Jane C. Blake
Managing Editor

DIGITAL has pioneered many networking developments in its 40-year history. A recent development, AltaVista, has captured the popular imagination, as evidenced by worldwide accesses, averaging 18 million per day, to this Internet search engine. Introduced in 1995, AltaVista indexing of the entire Internet was made possible by 64-bit VLM Alpha technology. The index proceeds today at a pace of more than 6 million pages per day. DIGITAL’s Internet developments, however, go well beyond search functions. Business users need greatly improved security and protection to integrate the power of Internet connectivity into their businesses. It is this need that is addressed in the papers on tunnels, firewalls, and electronic mail. Additional papers in the issue feature high-performance, low-cost Alpha microprocessor-based workstations with unique design features, such as a single-chip core logic ASIC.

"Tunnel" and "firewall" are strong metaphors that developers use to connote the kind of security software necessary to protect business communications transmitted over the Internet. Tunneling protects data as it travels in the public Internet by providing secure encapsulation within the standard TCP/IP protocol. However, as Ken Alden and Ted Wobber explain, additional security measures are necessary, specifically, cryptographically secure encapsulated packets. The authors describe how secure network-level routing can be achieved by combining the well known technologies of tunneling and secure channels. The paper includes their experiences in deploying the AltaVista Tunnel within DIGITAL.

Once data arrives—almost—at its destination, the firewall is a filtering router that determines which data packets will be allowed to pass from the public to the private network. Mark Smith, Sean Doherty, Ollie Leahy, and Der Tynan compare types of firewalls; describe firewall functions such as alarm systems, authentication, and reporting; and present the design of the AltaVista Firewall for DIGITAL UNIX. The AltaVista Firewall comprises both application-level and packet-filtering functionality and implements the principle "that which is not expressly permitted is denied."

The development of the AltaVista Mail product is presented by Nick Shipman as a case study in the issues facing engineers who design products for business users of the Internet. He relates several of the fundamental assumptions about engineering projects that were overturned by the engineering team; for example, product definition had conventionally started with the technical issues to be addressed and now started instead with a product purchase price. Further, in an effort to ensure product simplicity for the target customer, they imposed the principle of simplicity throughout the project—simplicity in presentation, in design, in methods, and in implementation.
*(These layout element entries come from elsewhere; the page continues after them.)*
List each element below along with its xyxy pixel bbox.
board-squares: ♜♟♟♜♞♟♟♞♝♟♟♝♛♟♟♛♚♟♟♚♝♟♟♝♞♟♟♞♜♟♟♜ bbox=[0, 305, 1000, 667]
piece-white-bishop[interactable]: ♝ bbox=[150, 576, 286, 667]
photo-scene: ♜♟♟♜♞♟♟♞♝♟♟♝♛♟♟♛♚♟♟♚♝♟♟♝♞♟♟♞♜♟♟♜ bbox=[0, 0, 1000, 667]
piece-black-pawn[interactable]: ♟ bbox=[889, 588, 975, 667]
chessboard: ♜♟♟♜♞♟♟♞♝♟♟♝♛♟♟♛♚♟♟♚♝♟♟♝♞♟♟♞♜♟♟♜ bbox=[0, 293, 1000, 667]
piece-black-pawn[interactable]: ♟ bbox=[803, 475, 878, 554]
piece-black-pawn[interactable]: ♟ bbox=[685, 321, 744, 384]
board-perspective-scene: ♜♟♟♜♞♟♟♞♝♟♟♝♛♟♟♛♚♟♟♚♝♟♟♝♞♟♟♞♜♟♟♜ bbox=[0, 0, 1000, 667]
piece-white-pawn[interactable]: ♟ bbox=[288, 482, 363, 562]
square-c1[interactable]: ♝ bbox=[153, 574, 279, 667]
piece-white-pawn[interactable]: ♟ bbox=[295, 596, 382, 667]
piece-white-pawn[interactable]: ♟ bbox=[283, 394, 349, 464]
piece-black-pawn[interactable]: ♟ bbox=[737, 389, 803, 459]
A low-cost, high-performance workstation has been designed by DIGITAL’s workstation engineering group. In the first of two papers about the DIGITAL Personal Workstations, Ken Weiss and Kenny House discuss the primary reasons for initiating a wholly new design: simultaneously to take advantage of new, high-performance memory technologies and to implement at a low cost. A new, low-cost core logic design was needed to function as the CPU to- memory interface. The result, described by Reinhard Schumann, was the 21174 single-chip core logic ASIC for the Alpha microprocessor. Designers were able to meet their own aggressive performance goals by focusing on reductions in the main memory latency that was attributable to the memory controller subsystem and by using as much of the raw bandwidth of the Alpha 21164 CPU’s data bus as possible.

Subjects for papers in the next issue of the Journal include the parallel SCSI technology, shared desktop software, and a high-performance debugger.